Although there is a place for "business-like practices" in humanitarian organisations, the paradigms of private enterprise cannot be simply adopted without modification or maintaining a balanced perspective. The belief systems of the Red Cross must not be compromised.
This is another crossroad for the Red Cross: to uphold the true meaning of humanitarianism or to become a commercialised charity or a platform for political dispute; to become a dumping ground for government services no longer considered cost effective by the party in power; to rely on social responsibility payments from corporations and cater to the self-interests of the contributor. In other words, to become another shade of grey in a grey world.
Let us not be foolishly optimistic that all the political, social and economic problems and their victims will find their solution. Yet, all solutions will have to include the human desire to help. We must keep faith in the human capacity for service to mankind.
The real danger for charity and the Red Cross as a humanitarian organisation is perhaps best described by a simple statement made recently by one blood donor: "Blood is the only thing left I am donating freely these days."

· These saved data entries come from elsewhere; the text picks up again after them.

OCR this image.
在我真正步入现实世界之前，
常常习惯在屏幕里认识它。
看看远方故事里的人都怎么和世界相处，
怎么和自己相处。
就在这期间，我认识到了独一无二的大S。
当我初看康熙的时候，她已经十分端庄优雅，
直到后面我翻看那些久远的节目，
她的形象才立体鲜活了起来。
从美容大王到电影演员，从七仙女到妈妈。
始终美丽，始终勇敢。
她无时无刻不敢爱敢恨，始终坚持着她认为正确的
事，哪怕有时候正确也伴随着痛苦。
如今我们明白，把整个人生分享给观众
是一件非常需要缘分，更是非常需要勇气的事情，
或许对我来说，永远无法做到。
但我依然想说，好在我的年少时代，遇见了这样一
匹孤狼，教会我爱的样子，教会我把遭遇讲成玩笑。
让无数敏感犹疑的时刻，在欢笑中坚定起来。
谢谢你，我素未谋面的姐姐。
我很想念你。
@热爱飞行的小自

So this then is the agenda for The Canadian Red Cross Society: get beyond the crossroads and continue our path into the 21st century by:
1. alleviating human suffering where it is found;
2. getting people to understand human suffering and not just through a TV screen;
3. resisting at all times judgement of those who may have caused suffering, including victims who bring it upon themselves;
4. getting people to help through money and material goods and, most of all, through personal involvement with those who suffer;
5. not building political and economic power through established services, alliances with economic, political or religious forces, and sources of funds associated with conditions inconsistent with Red Cross ethics;
6. ensuring at all times the responsible use of gifts and donations, be it money, blood, or personal time; and
7. doing everything possible to get our younger generations to know that humanitarianism is as important to security as material wealth or organised social welfare.
A naive, unrealistic and hopeless agenda? No, it is not. There are still thousands of people who help others when no one else would or could. There were the people who dropped everything to help when a tornado struck Barrie in 1985. The people who helped out at the evacuation centres during the train derailment in Mississauga in 1979. The people who helped evacuate residents of senior citizens' buildings in Saint John, New Brunswick, when gas leaks threatened imminent explosion last spring. The people who, regardless of critical news reports, arranged for food, shelter and clothing for the 155 Tamils who arrived in Canada in August 1986 under questionable circumstances. The people who provide a warm cooked meal for those unable to help themselves. One and a half million blood donors and donors prepared and committed to make a bone-marrow donation when asked.
Can the world afford to lose the Red Cross? The South African government recently reversed its decision and has now allowed the icRc to remain and to continue its work in South Africa. The icRc will actively support South Africa's right to participate in the activities and conferences of the International Red Cross.
Ladies and gentlemen, I firmly believe that the Red Cross chose the right direction at the crossroads during the world wars and will do so at our present and future crossroads to ensure that mankind will not lose gust, hope and confidence in the nobler side of human nature.
The appreciation of the meeting was expressed by Robert L. Armstrong, a Past President of The Empire Club of Canada.